In a captivating memoir, an Egyptian American visionary and scientist
provides an intimate view of her personal transformation as she follows
her calling--to humanize our technology and how we connect with one
another.
**
LONGLISTED FOR THE PORCHLIGHT BUSINESS BOOK AWARD - "A vivid
coming-of-age story and a call to each of us to be more mindful and
compassionate when we interact online."--Arianna Huffington**
NAMED ONE OF THE BEST BOOKS OF THE YEAR BY PARADE
Rana el Kaliouby is a rarity in both the tech world and her native
Middle East: a Muslim woman in charge in a field that is still
overwhelmingly white and male. Growing up in Egypt and Kuwait, el
Kaliouby was raised by a strict father who valued tradition--yet also
had high expectations for his daughters--and a mother who was one of the
first female computer programmers in the Middle East.
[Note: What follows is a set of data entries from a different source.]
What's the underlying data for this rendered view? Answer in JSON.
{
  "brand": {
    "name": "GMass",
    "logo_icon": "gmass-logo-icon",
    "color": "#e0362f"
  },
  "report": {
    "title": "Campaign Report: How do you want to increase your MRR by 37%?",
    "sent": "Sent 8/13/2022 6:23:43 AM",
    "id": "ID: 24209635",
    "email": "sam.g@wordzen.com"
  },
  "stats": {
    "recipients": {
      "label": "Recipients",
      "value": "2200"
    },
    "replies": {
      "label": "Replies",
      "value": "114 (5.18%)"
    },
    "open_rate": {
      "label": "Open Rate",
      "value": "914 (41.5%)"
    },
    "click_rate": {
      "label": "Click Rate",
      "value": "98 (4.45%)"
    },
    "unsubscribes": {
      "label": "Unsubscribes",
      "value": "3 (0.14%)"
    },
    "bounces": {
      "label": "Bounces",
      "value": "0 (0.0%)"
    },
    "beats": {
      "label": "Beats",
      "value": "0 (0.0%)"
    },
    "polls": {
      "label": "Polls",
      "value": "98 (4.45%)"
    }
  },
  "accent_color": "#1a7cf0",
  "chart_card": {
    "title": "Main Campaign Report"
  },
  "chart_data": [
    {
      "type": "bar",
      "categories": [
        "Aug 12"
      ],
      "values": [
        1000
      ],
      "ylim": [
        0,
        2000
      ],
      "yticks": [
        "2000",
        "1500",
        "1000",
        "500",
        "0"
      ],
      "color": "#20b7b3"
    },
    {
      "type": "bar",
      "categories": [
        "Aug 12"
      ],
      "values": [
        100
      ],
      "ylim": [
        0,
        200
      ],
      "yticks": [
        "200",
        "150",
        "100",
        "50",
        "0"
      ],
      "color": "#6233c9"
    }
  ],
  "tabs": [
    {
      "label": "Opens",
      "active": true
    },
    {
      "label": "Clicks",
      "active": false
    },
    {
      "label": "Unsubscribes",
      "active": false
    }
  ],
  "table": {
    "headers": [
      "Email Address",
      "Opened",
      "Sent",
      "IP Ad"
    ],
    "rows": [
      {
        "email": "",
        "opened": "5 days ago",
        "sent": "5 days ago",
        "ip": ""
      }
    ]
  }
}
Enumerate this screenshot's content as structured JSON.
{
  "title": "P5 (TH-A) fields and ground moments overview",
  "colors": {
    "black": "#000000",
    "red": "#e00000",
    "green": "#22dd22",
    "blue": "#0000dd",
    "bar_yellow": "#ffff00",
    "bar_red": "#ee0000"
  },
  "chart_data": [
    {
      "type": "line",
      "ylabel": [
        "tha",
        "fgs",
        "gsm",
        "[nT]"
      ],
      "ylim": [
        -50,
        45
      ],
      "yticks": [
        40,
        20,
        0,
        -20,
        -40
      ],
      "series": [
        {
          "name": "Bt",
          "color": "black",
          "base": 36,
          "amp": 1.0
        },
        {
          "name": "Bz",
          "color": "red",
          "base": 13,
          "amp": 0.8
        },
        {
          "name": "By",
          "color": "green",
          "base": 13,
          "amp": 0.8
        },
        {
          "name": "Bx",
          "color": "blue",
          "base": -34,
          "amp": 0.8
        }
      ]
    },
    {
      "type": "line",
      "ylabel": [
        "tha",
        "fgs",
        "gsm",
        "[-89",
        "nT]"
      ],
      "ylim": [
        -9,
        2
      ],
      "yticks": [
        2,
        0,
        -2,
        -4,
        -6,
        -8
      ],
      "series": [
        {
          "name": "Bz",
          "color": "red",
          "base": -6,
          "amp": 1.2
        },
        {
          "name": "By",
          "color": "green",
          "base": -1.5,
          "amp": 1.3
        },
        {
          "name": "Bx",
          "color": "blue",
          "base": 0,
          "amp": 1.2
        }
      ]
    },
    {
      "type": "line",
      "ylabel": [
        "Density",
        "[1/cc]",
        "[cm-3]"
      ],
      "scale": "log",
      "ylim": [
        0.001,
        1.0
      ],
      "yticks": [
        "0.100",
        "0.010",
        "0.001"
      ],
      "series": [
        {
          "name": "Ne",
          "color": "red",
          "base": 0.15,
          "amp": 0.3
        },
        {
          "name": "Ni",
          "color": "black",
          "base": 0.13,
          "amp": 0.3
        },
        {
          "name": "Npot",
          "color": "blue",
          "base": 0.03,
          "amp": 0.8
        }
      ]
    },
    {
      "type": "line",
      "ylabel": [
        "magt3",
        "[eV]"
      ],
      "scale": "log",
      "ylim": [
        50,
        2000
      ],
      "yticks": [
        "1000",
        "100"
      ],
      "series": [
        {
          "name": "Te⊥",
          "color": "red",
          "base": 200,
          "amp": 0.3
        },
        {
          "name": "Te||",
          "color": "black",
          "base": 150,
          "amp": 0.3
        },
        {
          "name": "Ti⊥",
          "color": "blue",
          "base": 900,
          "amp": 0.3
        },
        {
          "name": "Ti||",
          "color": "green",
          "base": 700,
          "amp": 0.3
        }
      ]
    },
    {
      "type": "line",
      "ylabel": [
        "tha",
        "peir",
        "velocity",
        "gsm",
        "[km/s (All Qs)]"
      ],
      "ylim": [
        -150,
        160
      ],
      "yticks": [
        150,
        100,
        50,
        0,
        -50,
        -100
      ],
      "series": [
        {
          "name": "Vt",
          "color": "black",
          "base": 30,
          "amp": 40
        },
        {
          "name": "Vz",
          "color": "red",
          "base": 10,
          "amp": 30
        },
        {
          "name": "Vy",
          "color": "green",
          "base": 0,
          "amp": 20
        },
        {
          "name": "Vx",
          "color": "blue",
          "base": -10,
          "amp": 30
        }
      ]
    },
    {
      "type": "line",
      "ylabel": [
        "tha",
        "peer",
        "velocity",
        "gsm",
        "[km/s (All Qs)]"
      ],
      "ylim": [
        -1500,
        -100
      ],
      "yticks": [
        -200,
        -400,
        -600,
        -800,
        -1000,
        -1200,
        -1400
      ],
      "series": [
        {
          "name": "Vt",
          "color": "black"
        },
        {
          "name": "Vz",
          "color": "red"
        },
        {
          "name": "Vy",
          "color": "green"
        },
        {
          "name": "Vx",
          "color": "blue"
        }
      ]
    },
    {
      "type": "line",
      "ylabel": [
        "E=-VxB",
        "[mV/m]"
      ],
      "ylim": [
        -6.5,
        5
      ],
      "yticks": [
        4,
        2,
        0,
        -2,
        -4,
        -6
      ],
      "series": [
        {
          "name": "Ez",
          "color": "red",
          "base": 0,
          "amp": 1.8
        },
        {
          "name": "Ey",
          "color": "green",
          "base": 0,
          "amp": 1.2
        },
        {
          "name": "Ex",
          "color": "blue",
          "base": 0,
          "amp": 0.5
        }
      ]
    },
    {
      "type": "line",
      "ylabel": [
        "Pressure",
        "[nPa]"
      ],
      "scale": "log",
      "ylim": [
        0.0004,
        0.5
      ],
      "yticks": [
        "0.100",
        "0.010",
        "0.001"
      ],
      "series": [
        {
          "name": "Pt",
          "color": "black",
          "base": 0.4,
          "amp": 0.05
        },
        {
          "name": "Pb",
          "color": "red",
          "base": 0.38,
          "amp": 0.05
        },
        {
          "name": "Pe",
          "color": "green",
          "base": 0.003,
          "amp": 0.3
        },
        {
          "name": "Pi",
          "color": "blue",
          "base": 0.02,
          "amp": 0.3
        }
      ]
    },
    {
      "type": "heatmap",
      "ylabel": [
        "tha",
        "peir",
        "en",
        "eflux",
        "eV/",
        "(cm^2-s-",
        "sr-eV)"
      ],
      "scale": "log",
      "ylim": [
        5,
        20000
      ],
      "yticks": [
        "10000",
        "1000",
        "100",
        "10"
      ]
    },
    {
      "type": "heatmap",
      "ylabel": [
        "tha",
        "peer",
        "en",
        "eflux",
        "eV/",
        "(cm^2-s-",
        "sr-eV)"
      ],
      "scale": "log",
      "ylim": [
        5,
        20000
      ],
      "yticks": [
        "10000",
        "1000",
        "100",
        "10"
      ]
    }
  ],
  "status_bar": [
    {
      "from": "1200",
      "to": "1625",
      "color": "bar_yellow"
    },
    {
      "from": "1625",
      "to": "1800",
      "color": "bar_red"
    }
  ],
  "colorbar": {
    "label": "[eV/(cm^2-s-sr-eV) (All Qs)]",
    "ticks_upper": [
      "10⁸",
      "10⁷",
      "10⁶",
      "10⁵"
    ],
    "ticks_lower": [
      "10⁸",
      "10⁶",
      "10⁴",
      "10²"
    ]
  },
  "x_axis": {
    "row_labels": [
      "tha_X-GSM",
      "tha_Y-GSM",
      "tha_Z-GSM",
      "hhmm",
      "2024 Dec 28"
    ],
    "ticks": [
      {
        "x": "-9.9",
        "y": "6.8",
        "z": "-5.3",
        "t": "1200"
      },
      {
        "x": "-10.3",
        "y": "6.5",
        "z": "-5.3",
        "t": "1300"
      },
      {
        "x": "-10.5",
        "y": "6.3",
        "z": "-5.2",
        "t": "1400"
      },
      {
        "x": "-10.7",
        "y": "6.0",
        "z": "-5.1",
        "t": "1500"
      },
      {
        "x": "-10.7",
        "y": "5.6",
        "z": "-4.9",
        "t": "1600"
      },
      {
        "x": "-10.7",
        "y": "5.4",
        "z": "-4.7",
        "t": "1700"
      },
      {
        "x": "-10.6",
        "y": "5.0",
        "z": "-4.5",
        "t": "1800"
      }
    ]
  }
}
Even before el
Kaliouby broke ground as a scientist, she broke the rules of what it
meant to be an obedient daughter and, later, an obedient wife to pursue
her own daring dream.
After earning her PhD at Cambridge, el Kaliouby, now the divorced mother
of two, moved to America to pursue her mission to humanize technology
before it dehumanizes us. The majority of our communication is conveyed
through nonverbal cues: facial expressions, tone of voice, body
language. But that communication is lost when we interact with others
through our smartphones and devices. The result is an emotion-blind
digital universe that impairs the very intelligence and
capabilities--including empathy--that distinguish human beings from our
machines.
To combat our fundamental loss of emotional intelligence online, she
cofounded Affectiva, the pioneer in the new field of Emotion AI,
allowing our technology to understand humans the way we understand one
another. Girl Decoded chronicles el Kaliouby's journey from being a
"nice Egyptian girl" to becoming a woman, carving her own path as she
revolutionizes technology. But decoding herself--learning to express and
act on her own emotions--would prove to be the biggest challenge of all.